The costs of transportation disruptions, in addition to global fuel price surges and economic hardships, make it imperative for firms to concurrently pursue efficiency and operational resilience to survive and compete successfully, especially in developing economies. In extending the conceptual literature and the debates on the link between efficiency and resilience, this research uses the TOC and data from a developing country to shed new light on when efficiency priority and operational resilience may (not) coexist. Two novel insights emerged from the study: (1) the efficiency priority-operational resilience relationship varies across the dimensions of operational resilience; (2) low and high conditions of buffering and bridging strategies determine when efficiency priority undermines and enhances operational resilience, respectively.

The study’s findings also have theoretical and methodological limitations, which should motivate and guide future research endeavors. First, we analyzed resilience at the operations level of the firm by focusing on disruption absorption and recoverability dimensions of resilience. Supply chains are more complex systems with additional resilience properties, including adaptability and transformability. Such complexity, however, raises the question of whether and the extent to which firms’ efficiency priority determines supply chain-level resilience capabilities. Therefore, scaling up the study at the supply chain level to account for the complex domain of supply chain resilience could yield richer insights.

Second, our operationalization of the moderating variables does not fully tap the conceptual domains of buffering and bridging strategies (see Manhart et al., 2020). Of particular importance, some buffering practices, including excess inventory and spare capacity, may have greater efficiency implications than those that we used to capture the buffering strategy construct. Besides broadening the conceptualization of buffering and bridging strategies, future studies can explore additional contingencies in the efficiency priority-operational resilience link.

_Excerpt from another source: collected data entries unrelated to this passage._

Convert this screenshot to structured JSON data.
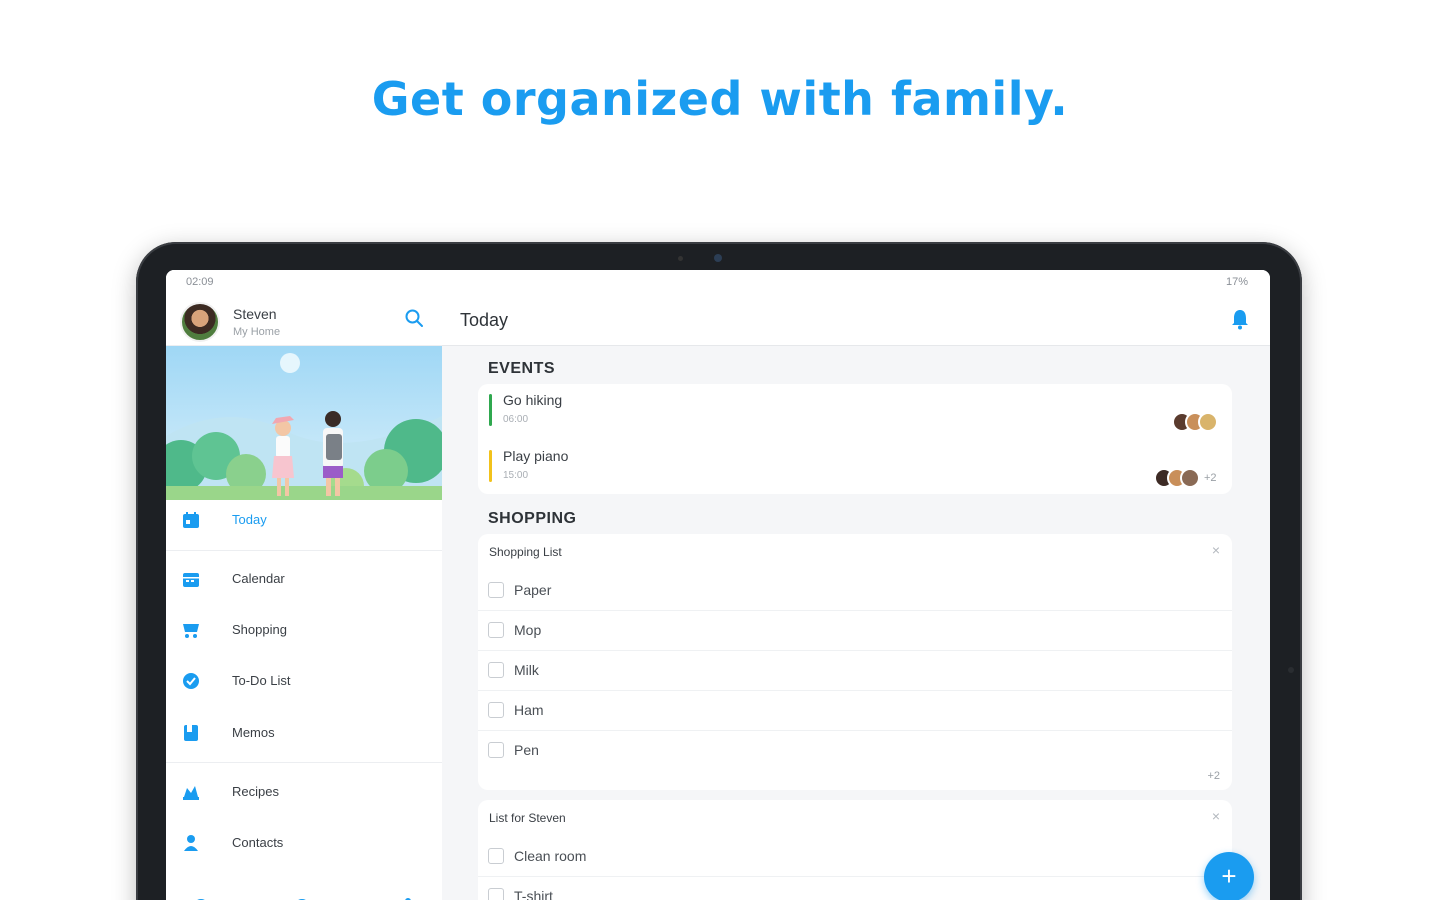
{
  "headline": "Get organized with family.",
  "status": {
    "time": "02:09",
    "right": "17%"
  },
  "profile": {
    "name": "Steven",
    "home": "My Home"
  },
  "sidebar": {
    "items": [
      {
        "label": "Today",
        "icon": "calendar-today-icon",
        "active": true
      },
      {
        "label": "Calendar",
        "icon": "calendar-icon"
      },
      {
        "label": "Shopping",
        "icon": "cart-icon"
      },
      {
        "label": "To-Do List",
        "icon": "check-circle-icon"
      },
      {
        "label": "Memos",
        "icon": "memo-icon"
      },
      {
        "label": "Recipes",
        "icon": "chef-hat-icon"
      },
      {
        "label": "Contacts",
        "icon": "contacts-icon"
      }
    ],
    "bottom_icons": [
      "settings-icon",
      "help-icon",
      "share-icon"
    ]
  },
  "topbar": {
    "title": "Today"
  },
  "events": {
    "title": "EVENTS",
    "items": [
      {
        "title": "Go hiking",
        "time": "06:00",
        "color": "#2fa84f"
      },
      {
        "title": "Play piano",
        "time": "15:00",
        "color": "#f2c21b",
        "more": "+2"
      }
    ]
  },
  "shopping": {
    "title": "SHOPPING",
    "lists": [
      {
        "name": "Shopping List",
        "close": "×",
        "items": [
          "Paper",
          "Mop",
          "Milk",
          "Ham",
          "Pen"
        ],
        "more": "+2"
      },
      {
        "name": "List for Steven",
        "close": "×",
        "items": [
          "Clean room",
          "T-shirt"
        ]
      }
    ]
  },
  "fab": {
    "label": "+"
  },
  "colors": {
    "accent": "#1a9cf0",
    "tablet_frame": "#1d2024",
    "screen_bg": "#f5f6f8"
  }
}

Third, we believe that transportation disruption and efficiency concerns are not peculiar to firms operating in developing countries. Resource frugality and economic sustainability motives may also encourage firms in developing countries to prioritize efficiency while responding to transportation disruptions. However, the ease at which firms obtain financial resources to build resilience can vary between developed and developing countries. Moreover, supply chain disruption impacts and firms’ ability to manage them can vary by disruption type. The study was conducted in the recovery phases of the Covid-19 pandemic. Though the pandemic had short-lived effects on the business environment in Ghana, its associated economic losses may have contributed to heightened concerns about both operational efficiency and resilience. Thus, we encourage future studies to examine efficiency priority-resilience models in different business contexts and periods.

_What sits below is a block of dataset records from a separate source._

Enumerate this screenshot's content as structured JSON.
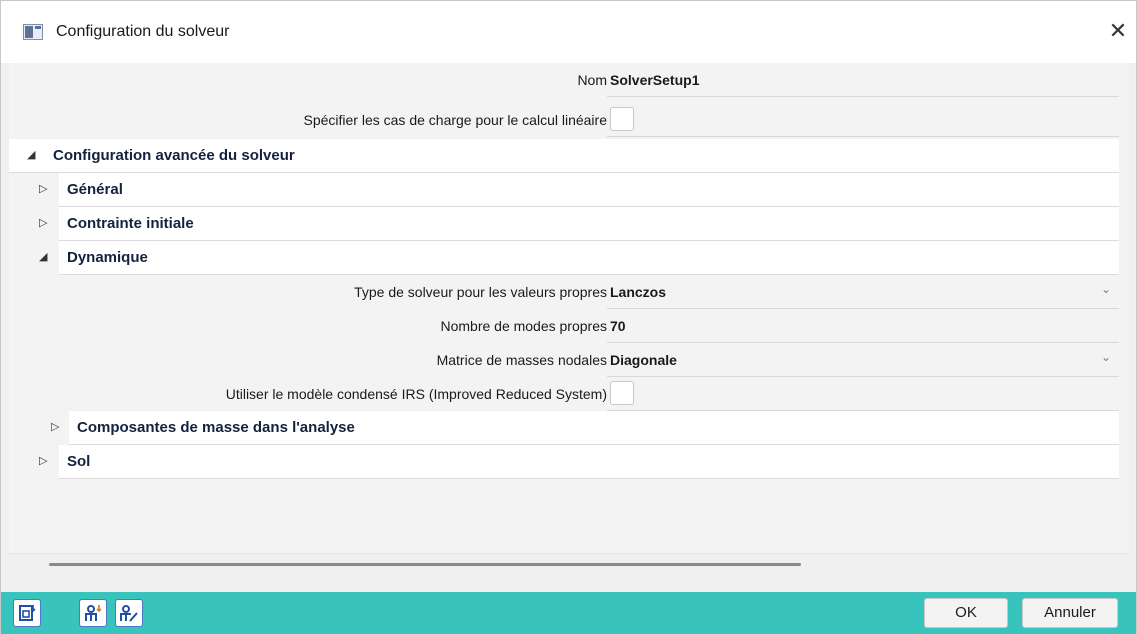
{
  "window": {
    "title": "Configuration du solveur",
    "close_label": "✕"
  },
  "properties": {
    "name_label": "Nom",
    "name_value": "SolverSetup1",
    "load_cases_label": "Spécifier les cas de charge pour le calcul linéaire",
    "load_cases_checked": false
  },
  "advanced": {
    "label": "Configuration avancée du solveur",
    "expanded_icon": "◢",
    "groups": {
      "general": {
        "label": "Général",
        "icon": "▷"
      },
      "initial_stress": {
        "label": "Contrainte initiale",
        "icon": "▷"
      },
      "dynamics": {
        "label": "Dynamique",
        "icon": "◢",
        "eigen_solver_label": "Type de solveur pour les valeurs propres",
        "eigen_solver_value": "Lanczos",
        "num_modes_label": "Nombre de modes propres",
        "num_modes_value": "70",
        "mass_matrix_label": "Matrice de masses nodales",
        "mass_matrix_value": "Diagonale",
        "irs_label": "Utiliser le modèle condensé IRS (Improved Reduced System)",
        "irs_checked": false,
        "mass_components": {
          "label": "Composantes de masse dans l'analyse",
          "icon": "▷"
        }
      },
      "soil": {
        "label": "Sol",
        "icon": "▷"
      }
    }
  },
  "dropdown_icon": "⌄",
  "footer": {
    "ok_label": "OK",
    "cancel_label": "Annuler",
    "accent_color": "#38c4bd"
  },
  "icons": [
    "window-app-icon",
    "close-icon",
    "expand-icon",
    "collapse-icon",
    "dropdown-arrow-icon",
    "document-import-icon",
    "user-import-icon",
    "user-edit-icon"
  ]
}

Lastly, while cross-sectional survey design permits an analysis of the relationship between efficiency priority and operational resilience (Essuman et al., 2022; Laguir et al., 2022), it limits the ability to make causal claims about this relationship. In addition, a cross-sectional survey design does not allow us to analyze the potential reverse causality between efficiency priority and operational resilience. Future studies can utilize longitudinal data to address such methodological limitations of the present study (Manhart et al., 2020).